First, bureaucrats are no less prone to poor judgment than politicians. As evidence, consider Siegal Sadetzki, part of the Netanyahu-led triumvirate that ran Israel’s initial response to the coronavirus. It’s unsurprising that Gur never mentioned Sadetzki even as he lauded the triumvirate’s third member, former Health Ministry Director General Moshe Bar Siman-Tov; she and her fellow Health Ministry staffers are a major reason why Israel still lacks a functional test-and-trace system.

Sadetzki, an epidemiologist, was the ministry’s director of public-health services and the only member of the triumvirate with professional expertise in epidemics (Bar Siman-Tov is an economist). As such, her input was crucial.

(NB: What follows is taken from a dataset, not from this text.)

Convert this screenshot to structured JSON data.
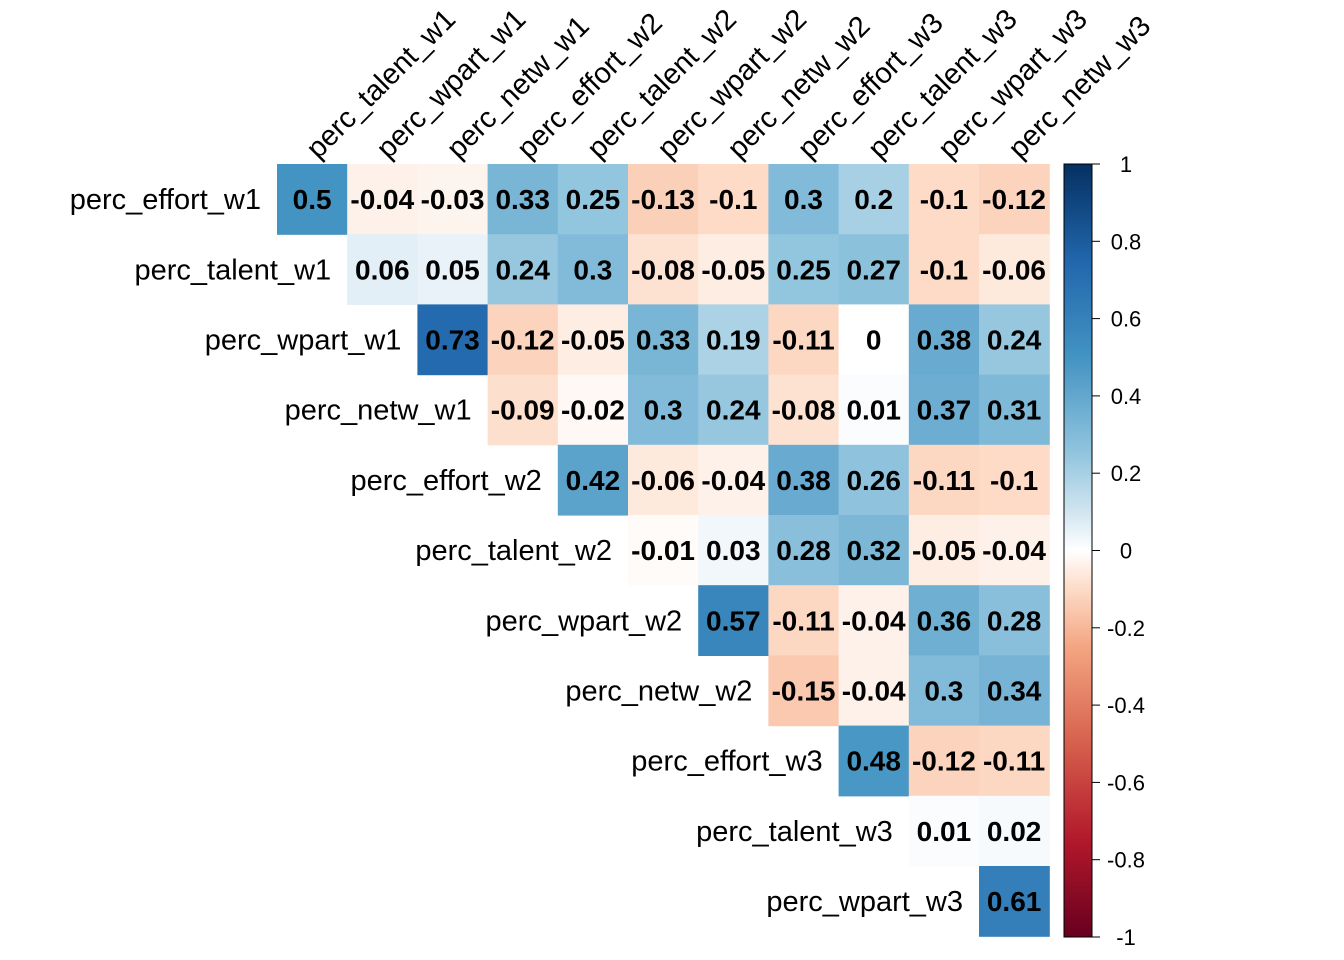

Yet she adamantly opposed expanding virus testing, even publicly asserting that “Too much testing will increase complacence.” She opposed letting organizations outside the public-health system do lab work for coronavirus tests, even though the system was overwhelmed. She opposed sewage monitoring to track the spread of the virus. And on, and on.

Moreover, even after acknowledging that test-and-trace was necessary, ministry bureaucrats insisted for months that their ministry do the tracing despite its glaringly inadequate manpower. Only in August was the job finally given to the army, which does have the requisite personnel. And the system still isn’t fully operational.